I would like to begin with the fact in one dose or form of another, I was prescribed this medication for a period of around (5) years prior to my Psychiatrists Abrupt Discontinuation of the medication.
I was taking daily, 375mg of
Effexor XR in one daily dose, everyday for the past at least 2-years. I live in the United States and believe this is the max allowed to take in a 24 hour period, only am not sure. I was up until a month and a half ago (2) 150mg Capsules of Effexor XR along with (1) 75mg Capsule by mouth in one single daily dose.
I am not well at all. I was extremely upset with the community health Psychiatrist who made a choice to abruptly stop my Effexor XR prescription drug therapy when I requested help with an another SSRI or an addition to the Effexor XR. I have voiced my concern having been replaced now with 100mg of Luvox eq per day.
I even made a copy of the Letter released about the issue from the following report released to the study of discontinuation of drugs such as Effexor XR in PDF form and presented this to my Therapist and am still sufering in so many ways in such since the abrupt discontinuation of the Effexor XR which the only explanation given via. my Case Mangaer having never met my current Psychiatrist of over one year, seeing his Clinical Nurse Specialist who had assured me the drug would be decreased gradually.
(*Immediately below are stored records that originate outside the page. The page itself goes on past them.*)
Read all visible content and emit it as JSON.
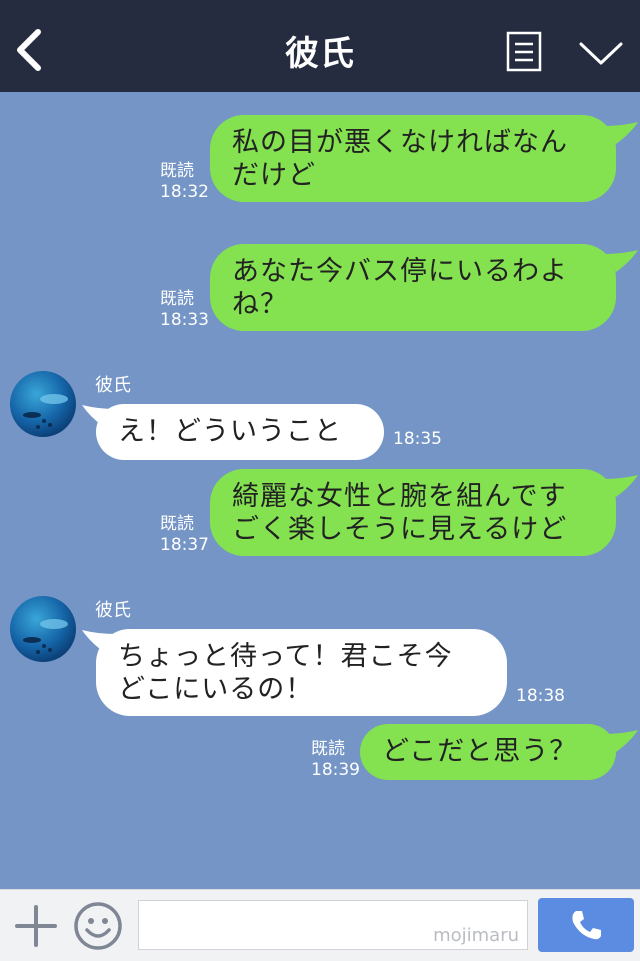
{
  "header": {
    "title": "彼氏"
  },
  "messages": [
    {
      "dir": "out",
      "text": "私の目が悪くなければなん\nだけど",
      "read": "既読",
      "time": "18:32"
    },
    {
      "dir": "out",
      "text": "あなた今バス停にいるわよ\nね？",
      "read": "既読",
      "time": "18:33"
    },
    {
      "dir": "in",
      "sender": "彼氏",
      "text": "え！どういうこと",
      "time": "18:35"
    },
    {
      "dir": "out",
      "text": "綺麗な女性と腕を組んです\nごく楽しそうに見えるけど",
      "read": "既読",
      "time": "18:37"
    },
    {
      "dir": "in",
      "sender": "彼氏",
      "text": "ちょっと待って！君こそ今\nどこにいるの！",
      "time": "18:38"
    },
    {
      "dir": "out",
      "text": "どこだと思う？",
      "read": "既読",
      "time": "18:39"
    }
  ],
  "footer": {
    "input_value": "",
    "watermark": "mojimaru"
  },
  "colors": {
    "header": "#252c3f",
    "chat_bg": "#7495c5",
    "out_bubble": "#84e251",
    "in_bubble": "#ffffff",
    "send": "#5c8be2"
  },
  "icons": [
    "back-chevron-icon",
    "menu-list-icon",
    "chevron-down-icon",
    "plus-icon",
    "smiley-icon",
    "phone-icon"
  ]
}
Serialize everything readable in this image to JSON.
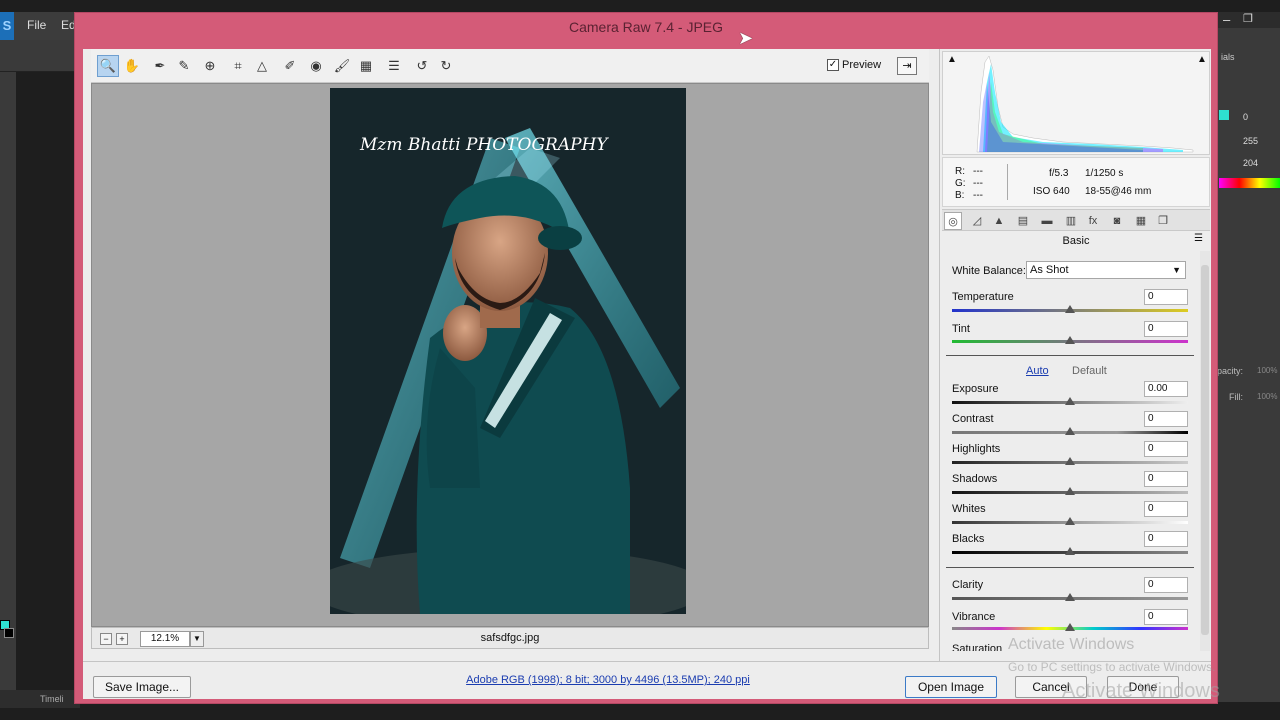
{
  "app": {
    "menu": [
      "File",
      "Ed"
    ],
    "right_panel_title": "ials",
    "right_values": [
      "0",
      "255",
      "204"
    ],
    "right_labels": [
      "pacity:",
      "Fill:"
    ],
    "right_pcts": [
      "100%",
      "100%"
    ],
    "timeline": "Timeli"
  },
  "dialog": {
    "title": "Camera Raw 7.4  -  JPEG"
  },
  "toolbar": {
    "tools": [
      "zoom-icon",
      "hand-icon",
      "white-balance-icon",
      "color-sampler-icon",
      "targeted-adjustment-icon",
      "crop-icon",
      "straighten-icon",
      "spot-removal-icon",
      "red-eye-icon",
      "adjustment-brush-icon",
      "graduated-filter-icon",
      "preferences-icon",
      "rotate-left-icon",
      "rotate-right-icon"
    ],
    "preview_label": "Preview",
    "preview_checked": true
  },
  "canvas": {
    "zoom": "12.1%",
    "filename": "safsdfgc.jpg",
    "photo_signature": "Mzm Bhatti PHOTOGRAPHY"
  },
  "histogram": {
    "rgb_labels": [
      "R:",
      "G:",
      "B:"
    ],
    "rgb_values": [
      "---",
      "---",
      "---"
    ],
    "aperture": "f/5.3",
    "shutter": "1/1250 s",
    "iso": "ISO 640",
    "lens": "18-55@46 mm"
  },
  "panel": {
    "title": "Basic",
    "white_balance_label": "White Balance:",
    "white_balance_value": "As Shot",
    "temperature": {
      "label": "Temperature",
      "value": "0"
    },
    "tint": {
      "label": "Tint",
      "value": "0"
    },
    "auto_label": "Auto",
    "default_label": "Default",
    "exposure": {
      "label": "Exposure",
      "value": "0.00"
    },
    "contrast": {
      "label": "Contrast",
      "value": "0"
    },
    "highlights": {
      "label": "Highlights",
      "value": "0"
    },
    "shadows": {
      "label": "Shadows",
      "value": "0"
    },
    "whites": {
      "label": "Whites",
      "value": "0"
    },
    "blacks": {
      "label": "Blacks",
      "value": "0"
    },
    "clarity": {
      "label": "Clarity",
      "value": "0"
    },
    "vibrance": {
      "label": "Vibrance",
      "value": "0"
    },
    "saturation": {
      "label": "Saturation"
    }
  },
  "bottom": {
    "save_label": "Save Image...",
    "workflow": "Adobe RGB (1998); 8 bit; 3000 by 4496 (13.5MP); 240 ppi",
    "open_label": "Open Image",
    "cancel_label": "Cancel",
    "done_label": "Done"
  },
  "watermark": {
    "line1": "Activate Windows",
    "line2": "Go to PC settings to activate Windows.",
    "line3": "Activate Windows"
  }
}
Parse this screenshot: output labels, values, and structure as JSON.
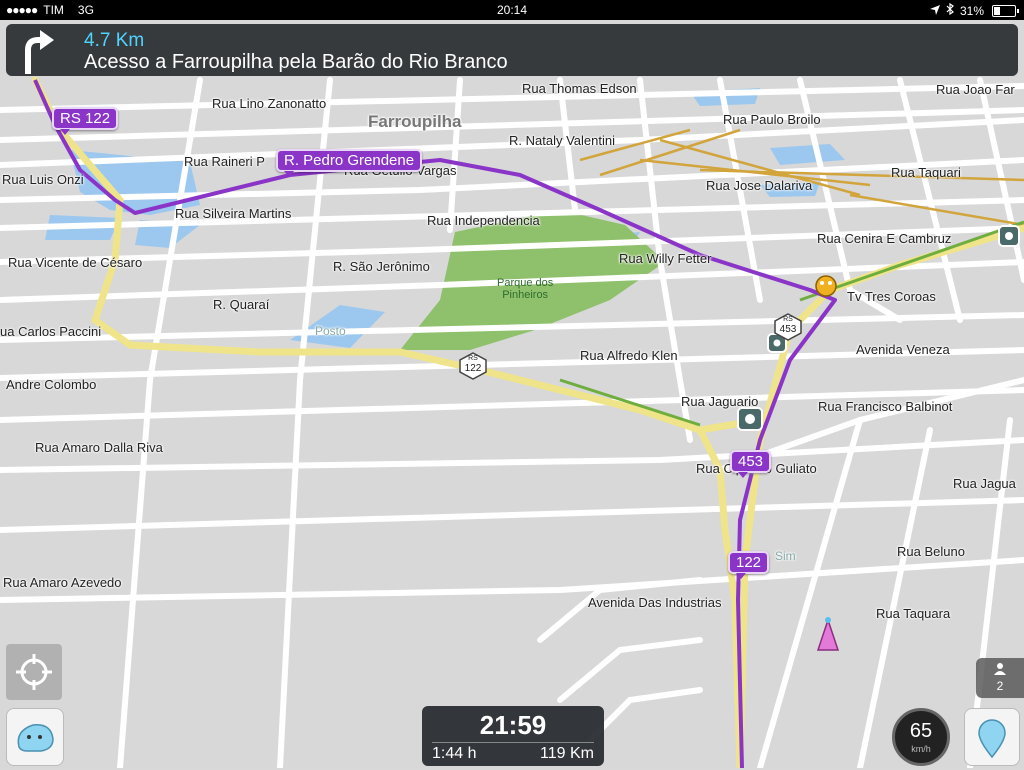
{
  "status_bar": {
    "signal_dots": "●●●●●",
    "carrier": "TIM",
    "network": "3G",
    "time": "20:14",
    "battery": "31%",
    "battery_level": 0.31,
    "location_icon": "location-arrow-icon",
    "bluetooth_icon": "bluetooth-icon"
  },
  "nav": {
    "distance": "4.7 Km",
    "instruction": "Acesso a Farroupilha pela Barão do Rio Branco",
    "turn_icon": "turn-left-arrow-icon"
  },
  "map": {
    "city_label": "Farroupilha",
    "park_label_1": "Parque dos",
    "park_label_2": "Pinheiros",
    "poi_posto": "Posto",
    "poi_sim": "Sim",
    "streets": [
      "Rua Lino Zanonatto",
      "Rua Thomas Edson",
      "Rua Joao Far",
      "Rua Paulo Broilo",
      "R. Nataly Valentini",
      "Rua Raineri P",
      "Rua Getulio Vargas",
      "Rua Luis Onzi",
      "Rua Jose Dalariva",
      "Rua Taquari",
      "Rua Silveira Martins",
      "Rua Independencia",
      "Rua Cenira E Cambruz",
      "Rua Vicente de Césaro",
      "R. São Jerônimo",
      "Rua Willy Fetter",
      "Tv Tres Coroas",
      "R. Quaraí",
      "ua Carlos Paccini",
      "Avenida Veneza",
      "Rua Alfredo Klen",
      "Andre Colombo",
      "Rua Jaguario",
      "Rua Francisco Balbinot",
      "Rua Amaro Dalla Riva",
      "Rua Cipriano Guliato",
      "Rua Jagua",
      "Rua Beluno",
      "Rua Amaro Azevedo",
      "Avenida Das Industrias",
      "Rua Taquara"
    ],
    "route_shields": {
      "rs122": "RS 122",
      "pedro": "R. Pedro Grendene",
      "s453": "453",
      "s122": "122"
    },
    "road_shields": {
      "rs": "RS",
      "n122": "122",
      "n453": "453"
    }
  },
  "eta": {
    "arrival": "21:59",
    "duration": "1:44 h",
    "distance": "119 Km"
  },
  "speedometer": {
    "speed": "65",
    "unit": "km/h"
  },
  "users_badge": {
    "count": "2"
  },
  "colors": {
    "route": "#8a35c8",
    "highway": "#f0e48a",
    "park": "#8fc06c",
    "water": "#9cc8ef",
    "banner": "#2c3034",
    "distance_text": "#4fd3ff"
  }
}
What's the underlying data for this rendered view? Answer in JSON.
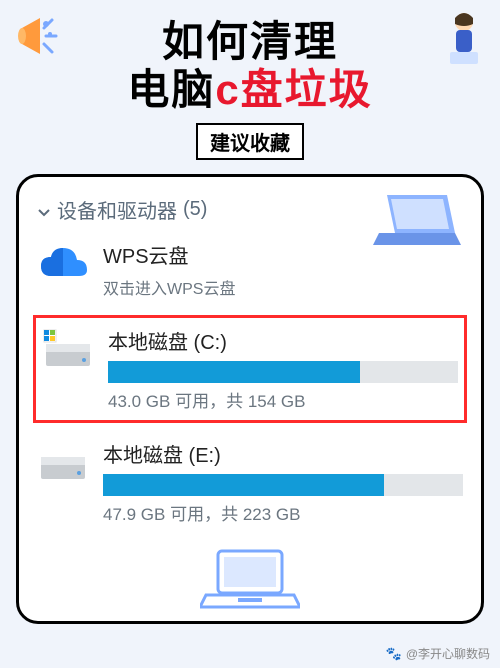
{
  "title": {
    "line1": "如何清理",
    "line2_prefix": "电脑",
    "line2_red": "c盘垃圾"
  },
  "badge": "建议收藏",
  "section": {
    "label": "设备和驱动器",
    "count": "(5)"
  },
  "drives": [
    {
      "name": "WPS云盘",
      "subtitle": "双击进入WPS云盘",
      "type": "cloud"
    },
    {
      "name": "本地磁盘 (C:)",
      "stats": "43.0 GB 可用，共 154 GB",
      "fill_percent": 72,
      "type": "disk",
      "highlight": true
    },
    {
      "name": "本地磁盘 (E:)",
      "stats": "47.9 GB 可用，共 223 GB",
      "fill_percent": 78,
      "type": "disk"
    }
  ],
  "footer": {
    "author": "@李开心聊数码"
  }
}
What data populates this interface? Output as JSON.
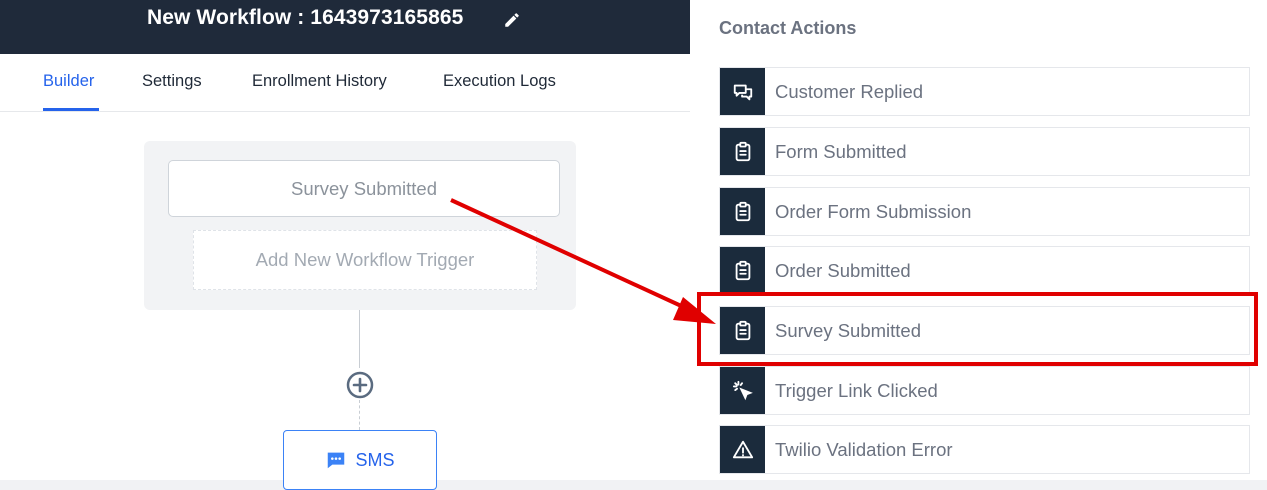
{
  "header": {
    "title": "New Workflow : 1643973165865"
  },
  "tabs": [
    {
      "label": "Builder",
      "active": true
    },
    {
      "label": "Settings",
      "active": false
    },
    {
      "label": "Enrollment History",
      "active": false
    },
    {
      "label": "Execution Logs",
      "active": false
    }
  ],
  "builder": {
    "trigger_label": "Survey Submitted",
    "add_trigger_label": "Add New Workflow Trigger",
    "action_label": "SMS"
  },
  "panel": {
    "title": "Contact Actions",
    "items": [
      {
        "label": "Customer Replied",
        "icon": "chat-bubbles-icon"
      },
      {
        "label": "Form Submitted",
        "icon": "clipboard-icon"
      },
      {
        "label": "Order Form Submission",
        "icon": "clipboard-icon"
      },
      {
        "label": "Order Submitted",
        "icon": "clipboard-icon"
      },
      {
        "label": "Survey Submitted",
        "icon": "clipboard-icon",
        "highlighted": true
      },
      {
        "label": "Trigger Link Clicked",
        "icon": "cursor-click-icon"
      },
      {
        "label": "Twilio Validation Error",
        "icon": "warning-triangle-icon"
      }
    ]
  },
  "colors": {
    "header_bg": "#1f2a3a",
    "accent": "#2563eb",
    "icon_bg": "#1b2b3c",
    "highlight": "#e00000"
  }
}
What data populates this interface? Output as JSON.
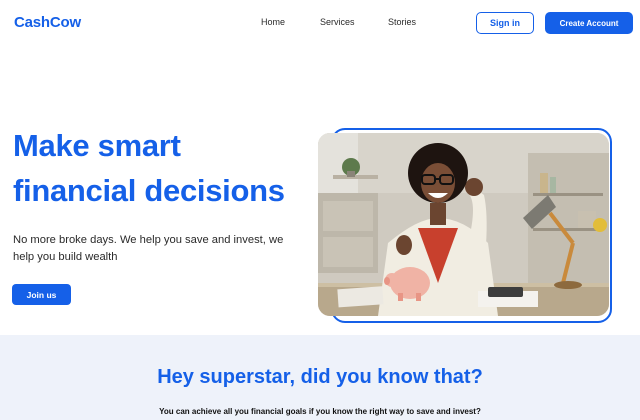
{
  "header": {
    "logo": "CashCow",
    "nav": [
      "Home",
      "Services",
      "Stories"
    ],
    "signin_label": "Sign in",
    "create_label": "Create Account"
  },
  "hero": {
    "title_line1": "Make smart",
    "title_line2": "financial decisions",
    "subtitle": "No more broke days. We help you save and invest, we help you build wealth",
    "cta_label": "Join us"
  },
  "info": {
    "title": "Hey superstar, did you know that?",
    "text": "You can achieve all you financial goals if you know the right way to save and invest?"
  },
  "colors": {
    "brand": "#1560e8",
    "section_bg": "#eef2fa"
  }
}
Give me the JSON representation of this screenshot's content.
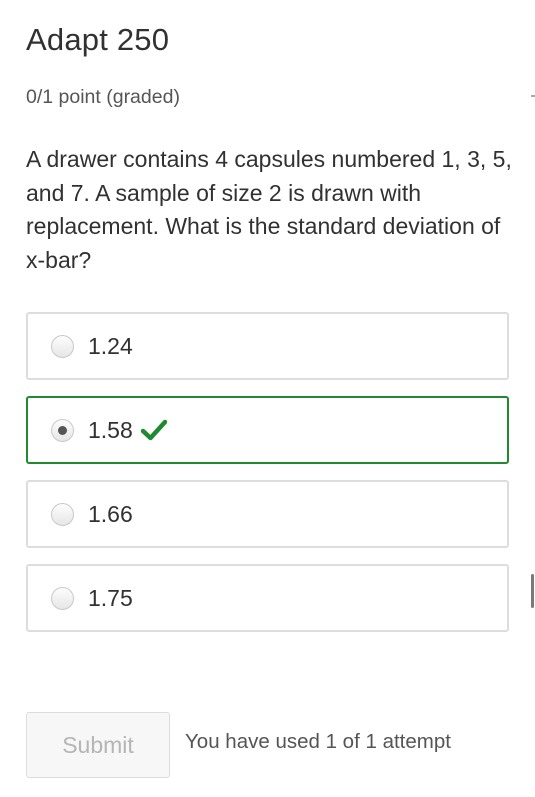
{
  "problem": {
    "title": "Adapt 250",
    "points": "0/1 point (graded)",
    "question": "A drawer contains 4 capsules numbered 1, 3, 5, and 7. A sample of size 2 is drawn with replacement. What is the standard deviation of x-bar?"
  },
  "options": [
    {
      "label": "1.24",
      "selected": false,
      "correct": false
    },
    {
      "label": "1.58",
      "selected": true,
      "correct": true
    },
    {
      "label": "1.66",
      "selected": false,
      "correct": false
    },
    {
      "label": "1.75",
      "selected": false,
      "correct": false
    }
  ],
  "footer": {
    "submit_label": "Submit",
    "attempts_text": "You have used 1 of 1 attempt"
  },
  "colors": {
    "correct": "#1f8a2e",
    "border": "#dddddd",
    "text": "#313131"
  },
  "icons": {
    "correct_indicator": "check-icon"
  }
}
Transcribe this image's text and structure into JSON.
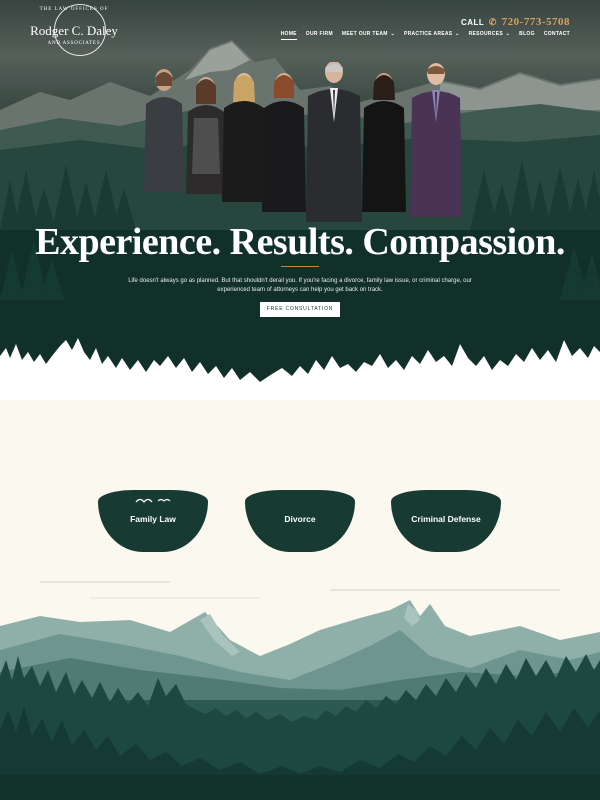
{
  "brand": {
    "ring_top": "THE LAW OFFICES OF",
    "name": "Rodger C. Daley",
    "ring_bottom": "AND ASSOCIATES"
  },
  "header": {
    "call_label": "CALL",
    "phone": "720-773-5708",
    "nav": [
      {
        "label": "HOME",
        "active": true,
        "dropdown": false
      },
      {
        "label": "OUR FIRM",
        "dropdown": false
      },
      {
        "label": "MEET OUR TEAM",
        "dropdown": true
      },
      {
        "label": "PRACTICE AREAS",
        "dropdown": true
      },
      {
        "label": "RESOURCES",
        "dropdown": true
      },
      {
        "label": "BLOG",
        "dropdown": false
      },
      {
        "label": "CONTACT",
        "dropdown": false
      }
    ]
  },
  "hero": {
    "headline": "Experience. Results. Compassion.",
    "intro": "Life doesn't always go as planned. But that shouldn't derail you. If you're facing a divorce, family law issue, or criminal charge, our experienced team of attorneys can help you get back on track.",
    "cta_label": "FREE CONSULTATION"
  },
  "practice_areas": [
    {
      "label": "Family Law"
    },
    {
      "label": "Divorce"
    },
    {
      "label": "Criminal Defense"
    }
  ],
  "colors": {
    "forest": "#173a33",
    "accent": "#d9a35c",
    "cream": "#fbf8f0"
  },
  "icons": {
    "phone": "phone-icon",
    "dropdown": "chevron-down-icon"
  }
}
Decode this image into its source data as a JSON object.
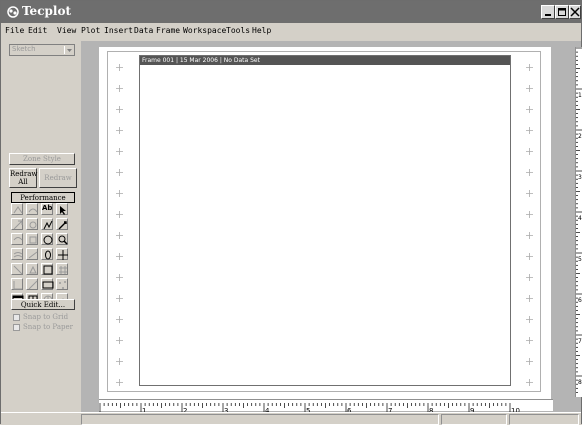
{
  "window": {
    "title": "Tecplot"
  },
  "menu": [
    "File",
    "Edit",
    "View",
    "Plot",
    "Insert",
    "Data",
    "Frame",
    "Workspace",
    "Tools",
    "Help"
  ],
  "sidebar": {
    "mode_combo": "Sketch",
    "zone_style": "Zone Style",
    "redraw_all": [
      "Redraw",
      "All"
    ],
    "redraw": "Redraw",
    "performance": "Performance",
    "quick_edit": "Quick Edit...",
    "snap_grid": "Snap to Grid",
    "snap_paper": "Snap to Paper",
    "text_tool": "Ab"
  },
  "frame": {
    "header": "Frame 001 | 15 Mar 2006 | No Data Set"
  },
  "ruler": {
    "h_labels": [
      "1",
      "2",
      "3",
      "4",
      "5",
      "6",
      "7",
      "8",
      "9",
      "10"
    ],
    "v_labels": [
      "1",
      "2",
      "3",
      "4",
      "5",
      "6",
      "7",
      "8"
    ]
  },
  "colors": {
    "titlebar": "#6e6e6e",
    "workspace": "#b4b4b4",
    "panel": "#d4d0c8",
    "frame_header": "#555555"
  }
}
When the Case Mangager of my Case went to the Psychiatrist who the state requires to manually sign my prescriptions and the Psychiatrist has such been signing the Effexor XR and all of my Prescriptions for well over a year now, never having met me in person or evaluated me in his own person or self. He claimed since I am on the drug of generic
Valium that no gradual reduction would be necessary. He said he refuses to write any more prescriptions for the drug of Effexor XR
I found the PDF letter from June of 1994 released at
http://www.fda.gov/medwatch/SAFETY/2.....hcp.june.pdf
and for some reason even after showing this letter released by wyeth that the Psychiatrist is not concerned with my concern and even now after the drug has bee abruptly stopped, I continue to feel very unwell and am having much emotional and physical problems.
If anyone has input on this matter or someone who they think can help me with this issue, as I find it to be not of what I feel I should suffer as a patient and am so much lower functioning now, than I was when I requested help with my new added diagnosis in addition to Anxiety Disorder NOS as being OCD. Axis I is Bipolar Type 1 Mixed episodes moderate to severe. I am disabled and feeling really helpless over the decision of a system in this United States of America where since 2004 a Psychiatrist is signing his name on my prescriptions never enven having met me or even spoke via. telephone or other to even observe me and even know what I look like, yet I am under his care.
I don't know the legal stuff and I dont know if this has become standard practice of treating chronically mentally ill persons on medications such as Effexor XR, and to be taken with no dispute or question in regard to this decision made. I just know it is effecting me on so many levels and now I am too depressed to even persue the matter and if after that many years, could I still be experiencing side effects of the withdrawal? Does my Neurological disorder have anything with the way my brain is functioning now not having the medication or am I just 'psychosomatic' and to be disregarded? I just dont kno3w the answers to all that is messed up with me since the abrupt d.c. of the Effexor, double vision, blackouts, dementia, and such side effects. I even believe I am having seizures in my sleep. When I am even able to stay awake.
I feel I am suffering and wonder if I should be or if my suffering is necessary and things. I thank you for taking the time to read this thread and thank you for any suggestions.